サスペンションの一部としてのボディ②・自動車の基礎知識(58)

乗用車にモノコックボディが普及するまでは、ラダーフレームというハシゴ型のフレームが採用されていました。この方式は、現在でもトラックなどに使用されています。前後方向の太い梁(はり/サイドフレーム)が2本あって、それを横断する梁(クロスメンバー)によってつなげるというもので基本的には頑丈です。構造が単純なので製作に難しい技術はいりませんし、コストも低くできます。

きちんと知りたい!自動車サスペンションの基礎知識(日刊工業新聞社
ラダーフレームは頑丈で弱い?

ただし、剛性として考えると前後方向には強くても、ボディ全体で変形を抑えるモノコックに比べるとねじり方向に弱い面があります。絶対的な頑丈さで考えるとラダーフレームモノコックに勝るものの、サスペンションの動きに影響するフレームの変形の仕方ということで考えると、モノコックボディが勝っているということになります。

また、ラダーフレームは、フレームが床下を通るために、床面を低くすることも難しくなります。これは重心を下げたり、乗降性を重視したい乗用車には不利です。走行性能を考える重くなるので、どうしてもスポーティカーには向かないという面もあります。

きちんと知りたい!自動車サスペンションの基礎知識(日刊工業新聞社
フレームとボディの合せ技で剛性を保つ構造もある

床面を下げるということではペリメーターフレームというものがあります。これはフレーム(サイドレール)が車室を取り巻くように配置されていて、車室の床面がフレームの内側となり、車高を抑えることができます。ただし、ペリメーターフレームだけでサスペンションを支えられるほどの剛性はありませんから、その不足する部分をモノコックボディが補って、双方合わせて剛性を確保という感じになります。

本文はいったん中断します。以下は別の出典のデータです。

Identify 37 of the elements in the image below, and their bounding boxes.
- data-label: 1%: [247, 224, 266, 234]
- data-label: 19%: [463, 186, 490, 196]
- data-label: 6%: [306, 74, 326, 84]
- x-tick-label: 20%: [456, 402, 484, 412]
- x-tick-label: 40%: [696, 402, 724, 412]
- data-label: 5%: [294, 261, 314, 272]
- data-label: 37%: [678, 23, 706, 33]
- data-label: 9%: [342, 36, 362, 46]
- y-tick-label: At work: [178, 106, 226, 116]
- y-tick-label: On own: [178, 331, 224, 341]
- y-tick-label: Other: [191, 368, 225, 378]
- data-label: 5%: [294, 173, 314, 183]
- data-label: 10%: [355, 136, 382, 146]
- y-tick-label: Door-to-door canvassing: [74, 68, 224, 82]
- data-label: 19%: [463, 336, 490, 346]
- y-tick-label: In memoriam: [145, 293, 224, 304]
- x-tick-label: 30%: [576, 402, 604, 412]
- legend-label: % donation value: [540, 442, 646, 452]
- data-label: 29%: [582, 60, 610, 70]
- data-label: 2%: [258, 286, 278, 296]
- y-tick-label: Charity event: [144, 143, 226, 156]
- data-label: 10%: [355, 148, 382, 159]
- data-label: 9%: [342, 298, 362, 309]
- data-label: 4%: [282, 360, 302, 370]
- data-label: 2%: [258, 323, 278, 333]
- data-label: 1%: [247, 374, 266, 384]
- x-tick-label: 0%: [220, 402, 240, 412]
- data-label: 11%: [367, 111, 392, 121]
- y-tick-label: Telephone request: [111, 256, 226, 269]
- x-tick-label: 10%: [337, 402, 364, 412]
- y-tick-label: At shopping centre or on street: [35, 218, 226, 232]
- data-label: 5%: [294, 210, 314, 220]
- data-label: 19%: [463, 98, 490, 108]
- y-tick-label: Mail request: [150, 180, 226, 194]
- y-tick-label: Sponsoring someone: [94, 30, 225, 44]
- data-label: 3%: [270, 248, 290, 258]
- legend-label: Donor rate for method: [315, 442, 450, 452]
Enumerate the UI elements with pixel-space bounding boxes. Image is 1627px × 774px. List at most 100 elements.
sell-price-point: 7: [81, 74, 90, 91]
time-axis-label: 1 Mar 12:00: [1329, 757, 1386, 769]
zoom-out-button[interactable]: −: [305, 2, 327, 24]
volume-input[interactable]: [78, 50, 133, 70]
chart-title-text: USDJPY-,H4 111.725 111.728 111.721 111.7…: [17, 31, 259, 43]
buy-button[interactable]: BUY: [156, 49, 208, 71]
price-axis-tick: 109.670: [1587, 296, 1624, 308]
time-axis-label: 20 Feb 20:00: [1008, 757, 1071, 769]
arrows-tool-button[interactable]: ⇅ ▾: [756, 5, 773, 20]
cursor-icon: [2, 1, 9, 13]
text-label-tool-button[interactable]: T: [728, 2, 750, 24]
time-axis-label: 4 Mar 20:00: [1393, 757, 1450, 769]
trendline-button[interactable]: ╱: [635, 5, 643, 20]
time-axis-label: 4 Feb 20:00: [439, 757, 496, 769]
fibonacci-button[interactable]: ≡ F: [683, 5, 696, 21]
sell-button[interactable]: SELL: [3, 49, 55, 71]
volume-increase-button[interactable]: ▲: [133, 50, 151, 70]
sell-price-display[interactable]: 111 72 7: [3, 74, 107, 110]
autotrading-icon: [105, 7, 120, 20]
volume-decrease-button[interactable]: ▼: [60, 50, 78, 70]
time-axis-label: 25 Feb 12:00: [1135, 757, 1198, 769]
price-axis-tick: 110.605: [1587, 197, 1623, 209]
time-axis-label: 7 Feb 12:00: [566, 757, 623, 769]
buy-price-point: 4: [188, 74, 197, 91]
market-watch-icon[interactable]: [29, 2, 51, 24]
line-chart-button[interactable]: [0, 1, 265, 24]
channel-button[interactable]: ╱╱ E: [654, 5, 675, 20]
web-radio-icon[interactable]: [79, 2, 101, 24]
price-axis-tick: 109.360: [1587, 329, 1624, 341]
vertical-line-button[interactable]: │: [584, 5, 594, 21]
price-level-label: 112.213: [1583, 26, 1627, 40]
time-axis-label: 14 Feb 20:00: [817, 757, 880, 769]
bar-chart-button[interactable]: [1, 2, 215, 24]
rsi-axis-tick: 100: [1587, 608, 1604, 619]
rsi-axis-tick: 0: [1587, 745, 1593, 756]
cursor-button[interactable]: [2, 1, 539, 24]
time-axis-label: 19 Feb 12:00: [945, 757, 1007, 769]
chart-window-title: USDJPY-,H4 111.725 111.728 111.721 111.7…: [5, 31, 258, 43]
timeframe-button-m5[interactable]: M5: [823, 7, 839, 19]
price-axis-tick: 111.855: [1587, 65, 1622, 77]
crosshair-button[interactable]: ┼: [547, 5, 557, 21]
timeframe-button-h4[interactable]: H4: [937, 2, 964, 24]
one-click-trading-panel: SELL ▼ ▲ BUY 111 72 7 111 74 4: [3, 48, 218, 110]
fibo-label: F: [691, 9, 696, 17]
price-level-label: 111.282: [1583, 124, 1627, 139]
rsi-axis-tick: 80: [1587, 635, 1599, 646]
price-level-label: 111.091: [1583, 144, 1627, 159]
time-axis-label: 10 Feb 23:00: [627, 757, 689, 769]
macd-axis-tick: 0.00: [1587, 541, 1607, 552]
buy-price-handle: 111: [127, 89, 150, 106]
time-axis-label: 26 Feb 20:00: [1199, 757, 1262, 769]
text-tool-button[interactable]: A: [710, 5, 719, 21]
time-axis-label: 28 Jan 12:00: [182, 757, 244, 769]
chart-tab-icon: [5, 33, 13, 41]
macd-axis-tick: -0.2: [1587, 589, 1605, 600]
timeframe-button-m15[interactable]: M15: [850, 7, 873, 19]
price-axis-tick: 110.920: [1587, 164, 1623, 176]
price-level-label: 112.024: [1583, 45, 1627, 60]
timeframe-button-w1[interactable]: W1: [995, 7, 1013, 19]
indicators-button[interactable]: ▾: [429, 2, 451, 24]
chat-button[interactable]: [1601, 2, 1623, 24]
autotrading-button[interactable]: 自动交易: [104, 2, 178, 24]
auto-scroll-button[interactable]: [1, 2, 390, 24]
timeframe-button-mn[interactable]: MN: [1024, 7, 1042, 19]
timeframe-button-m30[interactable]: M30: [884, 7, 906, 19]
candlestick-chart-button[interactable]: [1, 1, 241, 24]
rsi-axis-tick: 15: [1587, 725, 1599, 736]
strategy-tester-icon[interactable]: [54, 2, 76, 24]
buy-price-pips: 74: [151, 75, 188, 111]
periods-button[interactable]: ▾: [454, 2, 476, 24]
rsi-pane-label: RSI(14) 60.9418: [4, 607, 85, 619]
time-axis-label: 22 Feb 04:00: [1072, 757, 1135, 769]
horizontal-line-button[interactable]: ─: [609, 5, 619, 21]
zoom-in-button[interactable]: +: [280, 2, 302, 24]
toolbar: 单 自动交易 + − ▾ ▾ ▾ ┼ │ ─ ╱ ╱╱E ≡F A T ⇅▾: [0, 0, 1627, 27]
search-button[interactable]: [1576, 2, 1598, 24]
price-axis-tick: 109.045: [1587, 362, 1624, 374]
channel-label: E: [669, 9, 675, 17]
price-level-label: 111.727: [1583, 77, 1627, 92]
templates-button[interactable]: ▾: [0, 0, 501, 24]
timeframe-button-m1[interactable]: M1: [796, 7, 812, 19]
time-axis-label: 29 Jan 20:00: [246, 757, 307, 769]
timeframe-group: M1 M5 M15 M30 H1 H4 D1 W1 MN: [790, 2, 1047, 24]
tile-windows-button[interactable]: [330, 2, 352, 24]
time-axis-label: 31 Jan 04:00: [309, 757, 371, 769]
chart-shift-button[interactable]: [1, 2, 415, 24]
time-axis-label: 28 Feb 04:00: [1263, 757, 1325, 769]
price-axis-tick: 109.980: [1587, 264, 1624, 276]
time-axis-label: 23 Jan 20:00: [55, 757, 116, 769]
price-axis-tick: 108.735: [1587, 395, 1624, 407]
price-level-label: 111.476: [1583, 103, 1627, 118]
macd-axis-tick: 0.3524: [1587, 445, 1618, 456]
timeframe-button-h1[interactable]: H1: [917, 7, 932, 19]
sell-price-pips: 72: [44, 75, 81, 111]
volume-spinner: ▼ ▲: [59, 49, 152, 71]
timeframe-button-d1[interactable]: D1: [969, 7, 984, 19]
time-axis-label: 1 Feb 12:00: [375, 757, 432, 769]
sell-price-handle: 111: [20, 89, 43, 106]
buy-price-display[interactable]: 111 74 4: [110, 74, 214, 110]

モノコックボディは、箱を閉じて剛性を確保するイメージですが、それができないクルマにオープンカーがあります。最初からオープンカーとして設計されているクルマには、前後をつなげるバックボーンフレームを使用する場合もあります。ラダーフレームほどゴツくはありませんが、ボディ自体は軽くできてもバックボーンフレームがあることでオープンカーが意外と重くなるのはそのためです。